On this night, more than two weeks after the masked men came into the zoo, I visit the gazelle.
“Are you warm enough at night?”
“It isn’t too bad yet. Besides, it also gets very cold at night where I come from, out on the veld. You should know that, being from near the desert.”
“Yes, but I have this nice coat to keep me warm.”
“I may look tiny and frail, but I adapt to all kinds of weather. Besides, I eat a lot more than you think.”
“Well, if you ever get cold, you can come and sleep over by the tree. It will help to protect you from the wind.”
“Thank you.”
There is a quiet between us, not uncomfortably so, but still I am glad the gazelle speaks up.
“How long ago did you know the donkey was no longer a donk
ey?”
“About a month.”
“That’s what happened to your face?”
“Yes, but I made a promise not to tell.”
“That’s nice of you. I too have recently made a promise to someone, but I think I must break it.”
I look away.
“Do you want to hear it?”
“I don’t know. Isn’t hearing something someone promises not to tell almost the same as the one breaking the promise?”
“Possibly, but this promise must be told, I think.”
“It’s that serious?”
“Yes.”
“Tell me then.”
“I will not tell you who told me, but it is from someone I trust. A few days ago I heard that Gaza is about to be invaded.”
“When are they supposed to invade?”
“Any day, I heard. Maybe even a ground invasion.”
“What is going to be done with us?”
“Who knows?”
“Do you think we can escape from here?”
“And where do we go, into the sea?”
“Back through the tunnels.”
“You think they will just allow us to leave? Wouldn’t that be a strange sight, the two of us, a gazelle and a red sheep roaming the streets of Gaza?”
“What else are we to do?”
“Wait and see what happens. Maybe when the time comes, I will outrun them all.” The gazelle smiles his soft smile.
“Lucky for you. I don’t think I could outrun much of anything.”
“You would be surprised what fear can do for an animal.”

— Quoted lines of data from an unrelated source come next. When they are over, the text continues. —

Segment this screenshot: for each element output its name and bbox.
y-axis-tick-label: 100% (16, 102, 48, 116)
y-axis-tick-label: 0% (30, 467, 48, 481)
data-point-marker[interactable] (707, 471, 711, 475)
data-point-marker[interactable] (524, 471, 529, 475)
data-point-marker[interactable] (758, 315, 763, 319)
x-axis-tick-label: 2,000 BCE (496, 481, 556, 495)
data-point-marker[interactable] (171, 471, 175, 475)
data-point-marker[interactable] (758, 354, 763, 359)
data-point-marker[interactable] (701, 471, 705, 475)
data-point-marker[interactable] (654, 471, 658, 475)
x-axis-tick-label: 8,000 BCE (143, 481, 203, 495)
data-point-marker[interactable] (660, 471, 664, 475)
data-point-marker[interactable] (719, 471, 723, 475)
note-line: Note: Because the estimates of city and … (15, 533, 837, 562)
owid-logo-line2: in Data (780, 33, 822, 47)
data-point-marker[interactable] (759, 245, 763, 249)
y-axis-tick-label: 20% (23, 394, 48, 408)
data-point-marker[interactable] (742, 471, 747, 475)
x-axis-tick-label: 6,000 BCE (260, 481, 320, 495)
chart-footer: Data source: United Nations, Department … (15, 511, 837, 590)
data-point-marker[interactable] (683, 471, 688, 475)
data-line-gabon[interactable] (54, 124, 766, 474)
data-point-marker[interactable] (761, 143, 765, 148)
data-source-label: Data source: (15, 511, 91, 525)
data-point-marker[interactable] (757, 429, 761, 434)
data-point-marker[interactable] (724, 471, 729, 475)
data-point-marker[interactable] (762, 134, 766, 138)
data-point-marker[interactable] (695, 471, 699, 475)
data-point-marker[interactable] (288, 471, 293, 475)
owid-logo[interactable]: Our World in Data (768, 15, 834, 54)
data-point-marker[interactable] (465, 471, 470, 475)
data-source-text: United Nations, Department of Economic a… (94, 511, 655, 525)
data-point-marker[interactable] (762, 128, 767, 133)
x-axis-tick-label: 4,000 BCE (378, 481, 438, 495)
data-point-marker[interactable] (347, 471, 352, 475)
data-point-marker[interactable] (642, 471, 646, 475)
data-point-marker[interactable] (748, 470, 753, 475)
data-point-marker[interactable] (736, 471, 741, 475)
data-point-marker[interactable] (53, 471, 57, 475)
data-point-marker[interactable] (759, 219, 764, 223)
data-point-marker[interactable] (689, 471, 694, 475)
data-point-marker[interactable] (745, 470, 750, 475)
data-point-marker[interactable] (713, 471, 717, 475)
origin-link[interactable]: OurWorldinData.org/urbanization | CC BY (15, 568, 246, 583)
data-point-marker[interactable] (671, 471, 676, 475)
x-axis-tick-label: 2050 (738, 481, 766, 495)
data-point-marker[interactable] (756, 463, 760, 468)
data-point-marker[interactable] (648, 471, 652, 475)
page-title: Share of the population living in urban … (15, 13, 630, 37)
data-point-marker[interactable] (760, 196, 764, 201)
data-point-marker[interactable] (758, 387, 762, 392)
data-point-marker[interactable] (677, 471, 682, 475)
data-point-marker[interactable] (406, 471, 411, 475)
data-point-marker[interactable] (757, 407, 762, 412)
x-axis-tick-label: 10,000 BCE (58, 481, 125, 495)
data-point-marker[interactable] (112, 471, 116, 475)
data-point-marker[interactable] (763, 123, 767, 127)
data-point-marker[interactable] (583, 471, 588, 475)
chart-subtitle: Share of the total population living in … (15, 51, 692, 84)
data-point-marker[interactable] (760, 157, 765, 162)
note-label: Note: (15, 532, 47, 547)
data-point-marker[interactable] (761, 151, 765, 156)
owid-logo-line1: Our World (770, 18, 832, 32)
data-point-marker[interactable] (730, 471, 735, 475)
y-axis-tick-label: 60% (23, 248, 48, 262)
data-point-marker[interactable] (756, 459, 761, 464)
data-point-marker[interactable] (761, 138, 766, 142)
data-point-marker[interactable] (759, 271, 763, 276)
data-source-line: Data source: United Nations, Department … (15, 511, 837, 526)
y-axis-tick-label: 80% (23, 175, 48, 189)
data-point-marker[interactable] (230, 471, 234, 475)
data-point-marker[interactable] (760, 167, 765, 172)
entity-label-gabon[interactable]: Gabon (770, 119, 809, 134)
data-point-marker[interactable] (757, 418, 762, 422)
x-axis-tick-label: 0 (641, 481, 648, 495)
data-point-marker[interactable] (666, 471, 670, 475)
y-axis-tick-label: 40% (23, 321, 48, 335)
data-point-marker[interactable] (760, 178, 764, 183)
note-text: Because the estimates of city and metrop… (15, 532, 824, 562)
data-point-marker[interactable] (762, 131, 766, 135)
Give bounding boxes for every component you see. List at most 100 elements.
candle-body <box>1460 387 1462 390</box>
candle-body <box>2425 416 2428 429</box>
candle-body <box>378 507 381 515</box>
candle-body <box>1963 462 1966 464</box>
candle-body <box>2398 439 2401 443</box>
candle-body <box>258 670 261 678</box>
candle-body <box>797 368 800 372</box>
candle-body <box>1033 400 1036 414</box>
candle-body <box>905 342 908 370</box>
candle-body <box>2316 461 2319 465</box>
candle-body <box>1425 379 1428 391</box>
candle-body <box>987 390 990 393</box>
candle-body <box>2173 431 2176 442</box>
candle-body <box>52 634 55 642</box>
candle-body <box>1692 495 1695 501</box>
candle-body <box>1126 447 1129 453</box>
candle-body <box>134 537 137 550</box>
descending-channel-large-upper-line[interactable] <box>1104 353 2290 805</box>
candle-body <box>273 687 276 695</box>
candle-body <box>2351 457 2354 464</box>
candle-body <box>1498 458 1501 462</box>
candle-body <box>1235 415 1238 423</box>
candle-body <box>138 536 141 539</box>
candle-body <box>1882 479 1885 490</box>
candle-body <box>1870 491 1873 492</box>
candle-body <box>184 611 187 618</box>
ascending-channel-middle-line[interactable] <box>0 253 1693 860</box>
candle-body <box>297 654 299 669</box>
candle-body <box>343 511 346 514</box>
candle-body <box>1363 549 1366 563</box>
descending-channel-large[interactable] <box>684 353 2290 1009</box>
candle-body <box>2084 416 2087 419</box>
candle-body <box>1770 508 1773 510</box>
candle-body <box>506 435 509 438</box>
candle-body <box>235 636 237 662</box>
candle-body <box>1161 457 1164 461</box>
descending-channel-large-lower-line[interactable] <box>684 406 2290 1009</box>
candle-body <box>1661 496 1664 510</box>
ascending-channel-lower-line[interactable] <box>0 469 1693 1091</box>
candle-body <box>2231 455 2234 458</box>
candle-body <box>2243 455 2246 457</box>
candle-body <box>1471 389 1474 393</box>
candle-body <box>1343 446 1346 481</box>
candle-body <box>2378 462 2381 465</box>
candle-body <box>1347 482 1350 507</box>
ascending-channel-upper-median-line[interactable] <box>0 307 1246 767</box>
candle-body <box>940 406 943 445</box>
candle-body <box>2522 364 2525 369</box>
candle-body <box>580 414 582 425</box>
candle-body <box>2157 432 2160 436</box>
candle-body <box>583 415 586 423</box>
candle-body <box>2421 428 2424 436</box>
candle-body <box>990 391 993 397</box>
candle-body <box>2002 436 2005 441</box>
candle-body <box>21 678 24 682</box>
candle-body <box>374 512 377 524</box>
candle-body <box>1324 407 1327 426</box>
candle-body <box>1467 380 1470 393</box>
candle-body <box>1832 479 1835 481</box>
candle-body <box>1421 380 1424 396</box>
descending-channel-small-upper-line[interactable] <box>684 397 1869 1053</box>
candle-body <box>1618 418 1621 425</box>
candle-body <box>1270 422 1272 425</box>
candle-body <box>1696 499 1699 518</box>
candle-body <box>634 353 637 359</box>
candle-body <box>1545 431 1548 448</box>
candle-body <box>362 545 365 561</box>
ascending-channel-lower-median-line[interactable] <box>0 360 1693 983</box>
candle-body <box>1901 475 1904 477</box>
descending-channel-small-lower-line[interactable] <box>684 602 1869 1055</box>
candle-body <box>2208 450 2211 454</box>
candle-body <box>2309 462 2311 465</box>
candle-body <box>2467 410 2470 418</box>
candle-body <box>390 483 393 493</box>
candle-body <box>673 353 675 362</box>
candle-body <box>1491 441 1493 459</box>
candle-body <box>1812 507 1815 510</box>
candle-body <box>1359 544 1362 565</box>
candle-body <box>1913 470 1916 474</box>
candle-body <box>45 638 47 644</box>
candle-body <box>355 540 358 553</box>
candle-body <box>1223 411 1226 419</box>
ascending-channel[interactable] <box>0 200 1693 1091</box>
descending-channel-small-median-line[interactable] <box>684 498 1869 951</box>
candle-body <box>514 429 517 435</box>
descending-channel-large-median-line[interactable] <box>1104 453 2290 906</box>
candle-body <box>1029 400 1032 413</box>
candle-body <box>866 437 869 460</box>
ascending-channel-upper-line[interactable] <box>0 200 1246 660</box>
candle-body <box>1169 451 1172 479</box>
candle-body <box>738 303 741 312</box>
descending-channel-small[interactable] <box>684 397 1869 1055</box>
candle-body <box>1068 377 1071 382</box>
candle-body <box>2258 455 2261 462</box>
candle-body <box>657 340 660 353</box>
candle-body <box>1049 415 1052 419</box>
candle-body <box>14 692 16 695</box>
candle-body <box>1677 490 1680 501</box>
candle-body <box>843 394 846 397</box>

Along with the threat of the imminent invasion and the recent attack by the masked gunmen, a paralyzing pallor suffocates the zoo. Word that the gunmen were from Gaza, and that they sold the parrots and lion, leaves us trusting no one. The only time that there is any energy in this place is when the gates open and the customers, although much fewer than before, arrive. There are rumors that the tunnels have been fired upon and are being destroyed. Certainly, we have more and more fighter planes stalking the skies. Without the parrots, the quiet mocks the zoo.